Прошел еще месяц. Все сильнее пригревало солнце. Апрельские дожди омыли землю, игривыми ручьями просверкали по речным водомоинам, стала выходить из берегов, помутнела малая речушка у хутора, и поплыли по ней клочья затвердевшей от крови ваты, грязные бинты, щепки - все, что скопилось на пологих ее берегах в минувшую осень. Зазеленело речное займище. Сочный пырей, лебеда и вездесущая щирица взошли на брустверах пустых окопов, на глинистой кромке ходов сообщения, окружили бетонные колпаки дотов и низкие земляные крыши покинутых людьми блиндажей. Даже мертвое хуторское пожарище, покоряясь весне, изменилось: теплые западные ветры и тихие дожди снесли с печных труб, с повалившихся стен черную сажу, она стекла вниз, просочилась в землю, и всюду светло-зелеными стрелками стали выклевываться ростки молодых трав.

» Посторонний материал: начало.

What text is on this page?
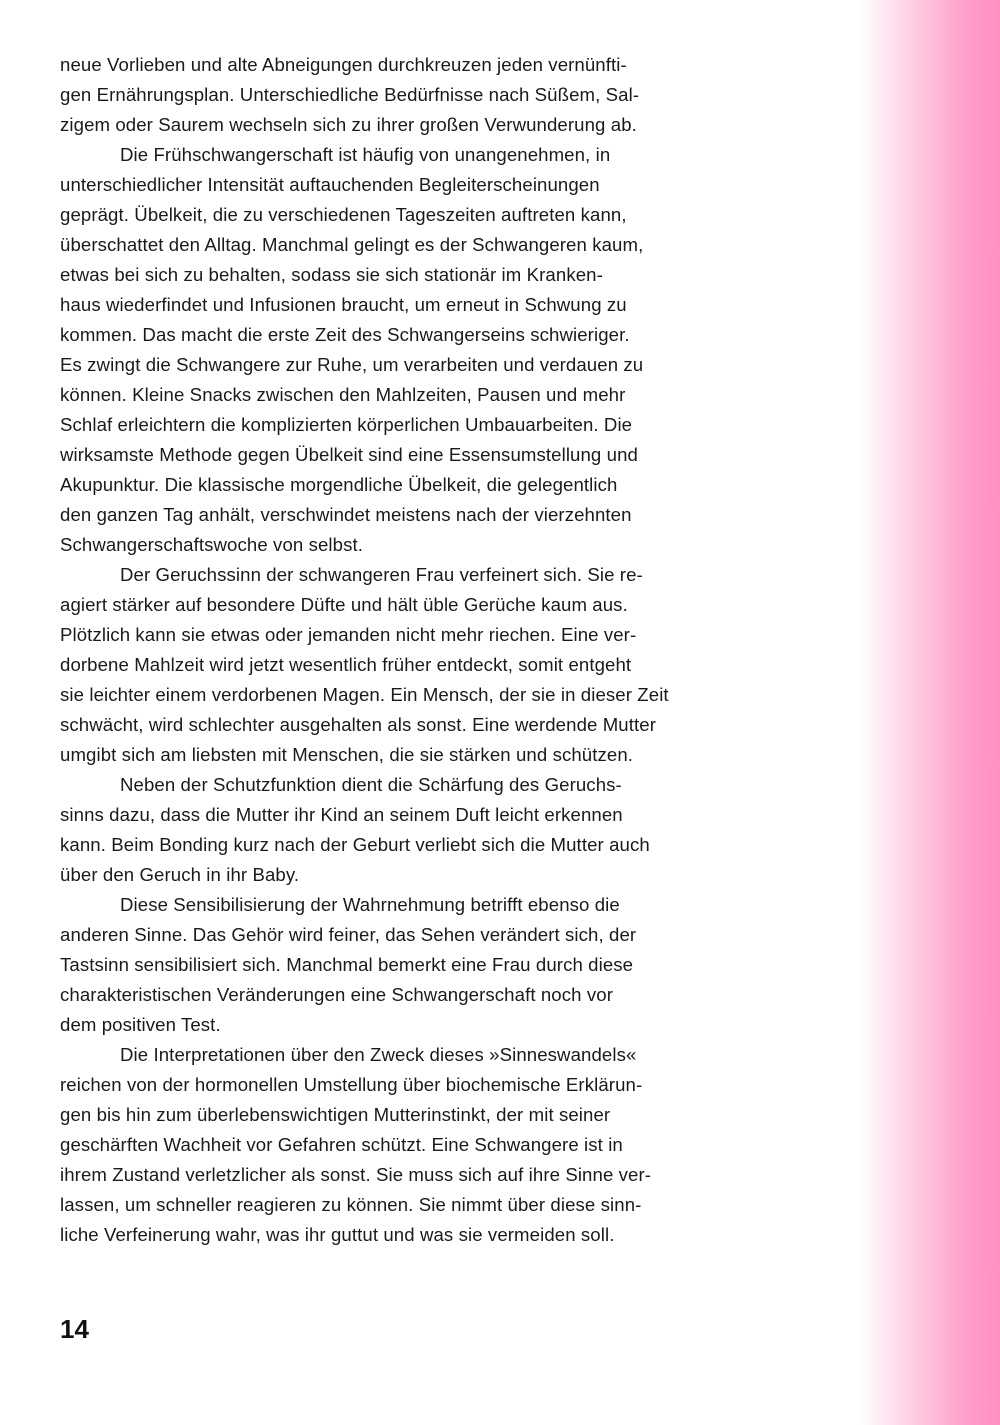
neue Vorlieben und alte Abneigungen durchkreuzen jeden vernünfti-
gen Ernährungsplan. Unterschiedliche Bedürfnisse nach Süßem, Sal-
zigem oder Saurem wechseln sich zu ihrer großen Verwunderung ab.
Die Frühschwangerschaft ist häufig von unangenehmen, in
unterschiedlicher Intensität auftauchenden Begleiterscheinungen
geprägt. Übelkeit, die zu verschiedenen Tageszeiten auftreten kann,
überschattet den Alltag. Manchmal gelingt es der Schwangeren kaum,
etwas bei sich zu behalten, sodass sie sich stationär im Kranken-
haus wiederfindet und Infusionen braucht, um erneut in Schwung zu
kommen. Das macht die erste Zeit des Schwangerseins schwieriger.
Es zwingt die Schwangere zur Ruhe, um verarbeiten und verdauen zu
können. Kleine Snacks zwischen den Mahlzeiten, Pausen und mehr
Schlaf erleichtern die komplizierten körperlichen Umbauarbeiten. Die
wirksamste Methode gegen Übelkeit sind eine Essensumstellung und
Akupunktur. Die klassische morgendliche Übelkeit, die gelegentlich
den ganzen Tag anhält, verschwindet meistens nach der vierzehnten
Schwangerschaftswoche von selbst.
Der Geruchssinn der schwangeren Frau verfeinert sich. Sie re-
agiert stärker auf besondere Düfte und hält üble Gerüche kaum aus.
Plötzlich kann sie etwas oder jemanden nicht mehr riechen. Eine ver-
dorbene Mahlzeit wird jetzt wesentlich früher entdeckt, somit entgeht
sie leichter einem verdorbenen Magen. Ein Mensch, der sie in dieser Zeit
schwächt, wird schlechter ausgehalten als sonst. Eine werdende Mutter
umgibt sich am liebsten mit Menschen, die sie stärken und schützen.
Neben der Schutzfunktion dient die Schärfung des Geruchs-
sinns dazu, dass die Mutter ihr Kind an seinem Duft leicht erkennen
kann. Beim Bonding kurz nach der Geburt verliebt sich die Mutter auch
über den Geruch in ihr Baby.
Diese Sensibilisierung der Wahrnehmung betrifft ebenso die
anderen Sinne. Das Gehör wird feiner, das Sehen verändert sich, der
Tastsinn sensibilisiert sich. Manchmal bemerkt eine Frau durch diese
charakteristischen Veränderungen eine Schwangerschaft noch vor
dem positiven Test.
Die Interpretationen über den Zweck dieses »Sinneswandels«
reichen von der hormonellen Umstellung über biochemische Erklärun-
gen bis hin zum überlebenswichtigen Mutterinstinkt, der mit seiner
geschärften Wachheit vor Gefahren schützt. Eine Schwangere ist in
ihrem Zustand verletzlicher als sonst. Sie muss sich auf ihre Sinne ver-
lassen, um schneller reagieren zu können. Sie nimmt über diese sinn-
liche Verfeinerung wahr, was ihr guttut und was sie vermeiden soll.
14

Вместе с детьми Мария сняла с пчелиных ульев зимнее укрытие, осмотрела все ульи, очистила их от мертвых пчел, от натертой молью восковой трухи, открыла пошире летки и долго стояла на пасеке в глубокой задумчивости, слушая веселое жужжание совершавших облет пчел. Ходить ей было все труднее. Приближались роды, и она, немного стыдясь детей, прятала под шинелью обвисший тяжелый живот.
Первые схватки начались у нее на рассвете. Сутулясь от боли в пояснице, в бедрах, еле передвигая непослушные ноги, Мария затопила печурку, поставила греть воду, чисто вымыла алюминиевый походный термос, на твердом камне наточила немецкий тесак.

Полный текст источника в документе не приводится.